The Pope's weekly general audience is normally held on Wednesday morning, and applications for admission should be sent directly to the Prefecture of the Papal Household (address: Vatican City; Fax + 39 06 6988 5863).

Tickets (which are completely free of charge) can be collected after 3:00 p.m. on the afternoon preceding the audience from the Prefecture's office at the Bronze Door. This is in St Peter’s Square, at the Basilica end of the right-hand colonnade. Tickets can usually be collected also in the early morning of the day of the audience, before the audience begins.

Requests to attend other papal ceremonies should also be sent to the Prefecture.

On Sundays at noon the Pope addresses the people gathered in St Peter's Square or, during the summer, at his summer residence at Castel Gandolfo, and gives his blessing. No ticket is necessary.

Governmental power

As with almost all monarchies, the executive, legislative and judicial power of government reside in the crown, in this case in the office of pope. However, as with many monarchies, the pope exercises this power through other organs which act on his behalf and in his name.

Executive

Palace of the Governorate
Main office holders
Office Name Party Since
Sovereign Benedict XVI (Joseph Alois Ratzinger) 19 April 2005
President of the Governorate Giovanni Lajolo 15 September 2006

The Pope is ex officio Sovereign of the Vatican City State. He delegates executive authority to the President of the Pontifical Commission for Vatican City State, who is ex officio President of the Governorate. The president is appointed by the Pope for a five-year term, but may be removed at any time by the pope or by a vacancy of the Holy See. The president reports all important matters to the Secretariat of State, the Pope's chief everyday advisory body, which is consulted on all matters, even if they belong to the specific competence of the Commission for Vatican City State or, for instance, that of the Congregation for Catholic Education. The Secretariat of State is not thereby considered to hold responsibility for such matters, and the Cardinal Secretary of State is not seen as heading the Vatican City State or the various departments of the Roman Curia, other than the Secretariat of State itself.

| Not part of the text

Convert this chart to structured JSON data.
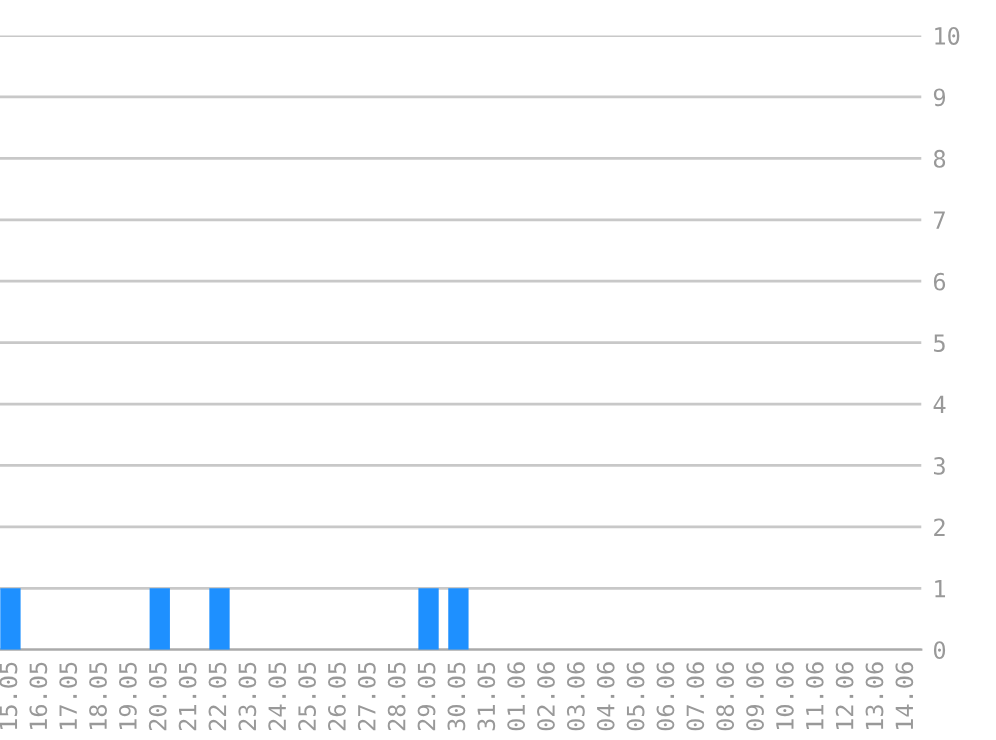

Vatican City does not have direct diplomatic relations with other states. Its foreign relations are managed by the Holy See. See Holy See#Relationship with the Vatican City and other territories.

Legislative branch

A unicameral Pontifical Commission for Vatican City State, appointed by the pope, operates as legislative branch, proposing law and policy to the pope. Prior to taking effect, laws and policies passed by the commission must be approved by the pope, through the Secretariat of State, and be published in the Italian-language supplement of the Acta Apostolicae Sedis that deals with Vatican City State matters.

Judicial branch

The pope's judicial authority is exercised through the Prefect of the Supreme Tribunal of the Apostolic Signatura, as he customarily serves as President of the Cassation Court of Vatican City, and the Dean of the Sacra Rota as President of the Appellate Court of Vatican City. In fact, most crimes are prosecuted by and handled in the courts of by the Republic of Italy, by agreement between the Vatican and the Italian government.

International organization participation

Vatican City is a member of CEPT, Eutelsat, International Grains Council, Intelsat, ITU and UPU.

The Holy See, which some confuse with the Vatican City state, participates as an observer in AU, Arab League, Council of Europe, OAS, IOM, and in the UN and its agencies FAO, ILO, UNCTAD, UNEP, UNESCO, UN-HABITAT, UNHCR, UNIDO, UNWTO, WFP, WHO, WIPO. It participates as a guest in NAM, and as a full member in IAEA, OPCW, OSCE.